Un incorruptible No.
Un No absoluto. Perpetuo.
Un No que ensanche la distancia.
Que deje en claro el vos y el yo por separado…
Un No que
ya no dé razón para nosotros.
Pájaros de buen agüero
Emigraron como todos los años y se posaron en el árbol deshojado pero
apenas por costumbre, por el cariño mutuo que se entregaban. La ventana de mi
habitación estaba cerrada, casi pegadas las pestañas de no abrirse jamás. El jardín
se mantenía prácticamente solo, por algún hecho sobrenatural e inexplicable el
pasto no crecía y las flores no se marchitaban, pero nadie lo cuidaba, ni siquiera
lo miraban. Los días podían ser grises o celestes. Las mañanas y las tardes
eran iguales. Los años se venían encima y todo daba lo mismo. Era la soledad la
que abarcaba, la inmensa y desierta adultez que se iba yendo.
Todo parecía perder el
sentido. La vida pasaba y la casa se hacía cada vez más extensa. Las paredes se agigantaban, se enfilaban a
mis espaldas, a mis costados a mi frente y me inferiorisaban, me volvían
minúscula e indefensa. La impotencia se adueñaba de mi motricidad. Ya nada tenía
el sentido que debería tener.
Con horrendos silbidos sabían
entenderse los mal venidos. A pesar de su presencia rutinaria cada otoño sin
escala se hacía irritante este año más que nunca, como nunca, su incansable
charla de rama en rama y de pico en pico. Mi puño se clavaba las uñas a sí
mismo para sostener la herida de bronca y desconsuelo que la ausencia le
marcaba. Mis pies repiqueteaban en el suelo las ganas de gritar y de llorar las
palabras quebradas que no tenían asilo en ninguna parte, que sólo pedían volver
al oído de quien no quiso escucharlas en su justo momento.

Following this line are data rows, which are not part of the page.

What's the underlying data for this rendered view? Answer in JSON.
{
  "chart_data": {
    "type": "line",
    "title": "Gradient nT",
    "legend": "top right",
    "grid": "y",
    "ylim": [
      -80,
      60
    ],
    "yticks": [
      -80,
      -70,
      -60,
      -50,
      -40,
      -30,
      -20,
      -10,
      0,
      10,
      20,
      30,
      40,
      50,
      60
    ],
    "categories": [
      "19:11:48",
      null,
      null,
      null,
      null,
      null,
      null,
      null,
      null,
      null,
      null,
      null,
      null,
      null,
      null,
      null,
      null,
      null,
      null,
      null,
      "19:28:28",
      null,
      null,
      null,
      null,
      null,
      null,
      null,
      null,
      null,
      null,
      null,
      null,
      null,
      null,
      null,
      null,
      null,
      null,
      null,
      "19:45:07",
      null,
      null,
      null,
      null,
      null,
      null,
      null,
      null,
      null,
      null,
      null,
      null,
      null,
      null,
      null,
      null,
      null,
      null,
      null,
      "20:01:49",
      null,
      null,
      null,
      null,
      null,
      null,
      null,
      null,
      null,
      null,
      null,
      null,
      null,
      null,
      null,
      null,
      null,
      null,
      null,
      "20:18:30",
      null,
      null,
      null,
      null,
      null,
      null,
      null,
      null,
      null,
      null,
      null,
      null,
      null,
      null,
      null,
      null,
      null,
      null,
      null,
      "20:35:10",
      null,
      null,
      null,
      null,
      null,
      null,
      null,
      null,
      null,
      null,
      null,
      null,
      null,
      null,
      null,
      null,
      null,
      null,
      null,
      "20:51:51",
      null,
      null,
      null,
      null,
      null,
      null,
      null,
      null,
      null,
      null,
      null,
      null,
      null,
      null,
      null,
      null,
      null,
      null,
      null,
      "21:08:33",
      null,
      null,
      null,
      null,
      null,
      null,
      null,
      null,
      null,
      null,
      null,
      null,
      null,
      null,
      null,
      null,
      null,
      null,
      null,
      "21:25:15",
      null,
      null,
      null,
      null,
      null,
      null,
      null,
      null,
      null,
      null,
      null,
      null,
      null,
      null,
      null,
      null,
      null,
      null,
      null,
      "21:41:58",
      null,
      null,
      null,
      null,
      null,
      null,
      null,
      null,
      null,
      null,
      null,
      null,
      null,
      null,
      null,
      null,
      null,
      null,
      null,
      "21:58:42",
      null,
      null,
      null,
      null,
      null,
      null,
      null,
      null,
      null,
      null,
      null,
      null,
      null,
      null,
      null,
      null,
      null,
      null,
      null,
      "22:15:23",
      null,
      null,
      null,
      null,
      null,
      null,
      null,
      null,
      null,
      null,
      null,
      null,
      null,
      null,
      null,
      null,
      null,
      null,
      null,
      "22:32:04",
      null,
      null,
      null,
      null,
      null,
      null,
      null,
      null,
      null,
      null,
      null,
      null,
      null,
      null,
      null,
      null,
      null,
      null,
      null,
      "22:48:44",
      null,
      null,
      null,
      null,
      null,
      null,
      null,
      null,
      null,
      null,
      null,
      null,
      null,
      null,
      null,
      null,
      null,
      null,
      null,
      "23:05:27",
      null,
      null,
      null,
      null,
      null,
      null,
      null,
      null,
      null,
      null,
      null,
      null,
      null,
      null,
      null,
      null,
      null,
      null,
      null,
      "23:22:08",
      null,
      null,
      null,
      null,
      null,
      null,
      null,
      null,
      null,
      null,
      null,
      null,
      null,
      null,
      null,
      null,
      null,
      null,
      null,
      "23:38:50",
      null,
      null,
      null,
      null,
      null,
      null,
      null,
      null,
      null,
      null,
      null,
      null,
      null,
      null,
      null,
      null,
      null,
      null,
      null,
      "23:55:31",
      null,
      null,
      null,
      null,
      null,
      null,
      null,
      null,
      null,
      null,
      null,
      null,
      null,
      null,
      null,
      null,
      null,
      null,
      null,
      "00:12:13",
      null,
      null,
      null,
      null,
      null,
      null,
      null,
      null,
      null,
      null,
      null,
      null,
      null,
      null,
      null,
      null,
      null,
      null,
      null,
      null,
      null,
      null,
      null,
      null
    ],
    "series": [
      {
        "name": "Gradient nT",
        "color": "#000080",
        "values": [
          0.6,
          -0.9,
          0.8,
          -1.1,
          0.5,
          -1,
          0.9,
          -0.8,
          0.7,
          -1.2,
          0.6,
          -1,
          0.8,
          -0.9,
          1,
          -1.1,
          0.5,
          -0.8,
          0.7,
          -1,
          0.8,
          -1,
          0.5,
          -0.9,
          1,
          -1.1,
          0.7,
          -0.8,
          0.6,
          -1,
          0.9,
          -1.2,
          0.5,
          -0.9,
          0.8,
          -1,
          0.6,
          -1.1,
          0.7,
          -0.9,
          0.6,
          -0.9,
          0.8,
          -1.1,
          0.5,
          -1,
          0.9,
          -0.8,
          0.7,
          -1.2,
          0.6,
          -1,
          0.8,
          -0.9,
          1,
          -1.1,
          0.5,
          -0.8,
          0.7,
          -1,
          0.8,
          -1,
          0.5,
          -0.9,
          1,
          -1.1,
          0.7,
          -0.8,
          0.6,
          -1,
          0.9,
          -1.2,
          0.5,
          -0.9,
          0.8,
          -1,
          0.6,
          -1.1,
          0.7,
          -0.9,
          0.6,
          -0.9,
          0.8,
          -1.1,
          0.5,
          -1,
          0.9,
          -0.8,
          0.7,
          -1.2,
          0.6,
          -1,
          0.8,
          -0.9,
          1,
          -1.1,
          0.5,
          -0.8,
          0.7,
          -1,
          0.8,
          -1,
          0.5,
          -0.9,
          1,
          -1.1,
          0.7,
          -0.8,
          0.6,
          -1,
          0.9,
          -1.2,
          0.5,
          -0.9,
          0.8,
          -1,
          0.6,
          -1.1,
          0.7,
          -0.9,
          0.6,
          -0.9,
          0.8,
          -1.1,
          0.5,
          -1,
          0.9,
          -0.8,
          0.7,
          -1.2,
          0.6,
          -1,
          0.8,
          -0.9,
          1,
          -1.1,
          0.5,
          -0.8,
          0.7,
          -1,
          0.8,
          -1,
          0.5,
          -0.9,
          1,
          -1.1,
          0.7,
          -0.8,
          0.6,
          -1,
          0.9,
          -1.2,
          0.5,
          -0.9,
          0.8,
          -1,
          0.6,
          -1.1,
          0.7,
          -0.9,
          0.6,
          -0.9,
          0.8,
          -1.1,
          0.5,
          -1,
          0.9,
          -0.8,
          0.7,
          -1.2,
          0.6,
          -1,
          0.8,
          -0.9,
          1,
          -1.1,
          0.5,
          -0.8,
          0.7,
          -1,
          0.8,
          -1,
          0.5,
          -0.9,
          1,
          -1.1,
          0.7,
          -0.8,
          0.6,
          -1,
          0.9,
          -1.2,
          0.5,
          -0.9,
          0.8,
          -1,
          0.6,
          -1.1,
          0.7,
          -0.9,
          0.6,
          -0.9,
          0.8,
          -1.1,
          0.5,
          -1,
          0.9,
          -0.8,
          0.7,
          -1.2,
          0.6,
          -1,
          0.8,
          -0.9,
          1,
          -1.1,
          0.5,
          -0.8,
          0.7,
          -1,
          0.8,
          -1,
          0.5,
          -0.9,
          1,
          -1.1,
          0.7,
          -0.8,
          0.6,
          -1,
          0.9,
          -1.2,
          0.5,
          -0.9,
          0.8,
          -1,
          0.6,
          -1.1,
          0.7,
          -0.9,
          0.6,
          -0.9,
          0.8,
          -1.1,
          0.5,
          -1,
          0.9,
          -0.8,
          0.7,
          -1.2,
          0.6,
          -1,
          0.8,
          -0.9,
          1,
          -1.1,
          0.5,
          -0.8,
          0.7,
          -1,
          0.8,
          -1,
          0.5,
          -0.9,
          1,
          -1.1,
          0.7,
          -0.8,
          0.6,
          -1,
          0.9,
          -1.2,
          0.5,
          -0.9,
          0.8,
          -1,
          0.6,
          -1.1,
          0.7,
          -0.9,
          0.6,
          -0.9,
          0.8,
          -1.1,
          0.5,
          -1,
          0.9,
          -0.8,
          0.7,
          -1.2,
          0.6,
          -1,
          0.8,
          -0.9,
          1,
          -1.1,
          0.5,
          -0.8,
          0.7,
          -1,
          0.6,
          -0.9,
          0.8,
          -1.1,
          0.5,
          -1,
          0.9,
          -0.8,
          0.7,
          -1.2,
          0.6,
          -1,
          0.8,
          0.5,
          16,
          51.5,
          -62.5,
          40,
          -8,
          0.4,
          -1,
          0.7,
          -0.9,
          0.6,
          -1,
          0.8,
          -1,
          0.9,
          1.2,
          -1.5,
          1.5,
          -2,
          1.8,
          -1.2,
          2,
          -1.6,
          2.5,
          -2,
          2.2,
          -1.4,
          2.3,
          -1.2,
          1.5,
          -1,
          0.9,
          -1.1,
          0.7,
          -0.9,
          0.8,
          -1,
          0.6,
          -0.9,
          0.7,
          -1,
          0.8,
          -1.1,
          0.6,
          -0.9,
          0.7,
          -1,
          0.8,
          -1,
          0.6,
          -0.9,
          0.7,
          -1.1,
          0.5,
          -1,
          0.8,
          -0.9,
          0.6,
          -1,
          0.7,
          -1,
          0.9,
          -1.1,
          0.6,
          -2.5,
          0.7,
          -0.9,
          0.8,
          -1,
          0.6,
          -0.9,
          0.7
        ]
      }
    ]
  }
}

Seguían con su parloteo de
café por medio. Mascullaban en otra lengua las desgracias que a mí me sobraban.
No revelaban recato a la hora de burlarse de mi descontento.
Más allá de todo y sin
explicación, y a pesar de su molesta
manera de instalarse y sobrevivir en un árbol que no los abrigaba, de pronto
empezó a resultarme contradictoriamente grata su compañía. Debía de ser ese
instinto maternal quizá, ese sexto sentido que a veces se presenta como un ser
del mundo impalpable que convive con nosotros, que queda atravesando el aire y
que se siente en escasas ocasiones.
Sería una buena esta vez.
Algún deseo desde el interior del vientre estaría gestandose. Alguna fantasía
estaría cruzando la raya de la realidad para materializarse en carne y hueso.
Algo debía de ocurrir en mi interior porque los pájaros ya no me molestaban,
porque adoraba su canto de cuna, porque me insitaron a abrir la ventana de mi
cuarto que ya no reñía cuando la rozaba con mi mano fría; que ya no era fría mi
mano ni tieso mi cuerpo; que ya no era oscura mi celda ni celda mi casa; que ya
no lo esparaba a él y él ya no volvería.
Algo estaba creciendo dentro mío y no sé
cómo, cómo hicieron los pájaros para traer bajo el pequeño hogar de sus alas
lejanas, de allá lejos sin retorno como él a quién lloraba, un pequeñito cálido
pero de alas invisibles que iluminaba mi útero con ilusión renovada.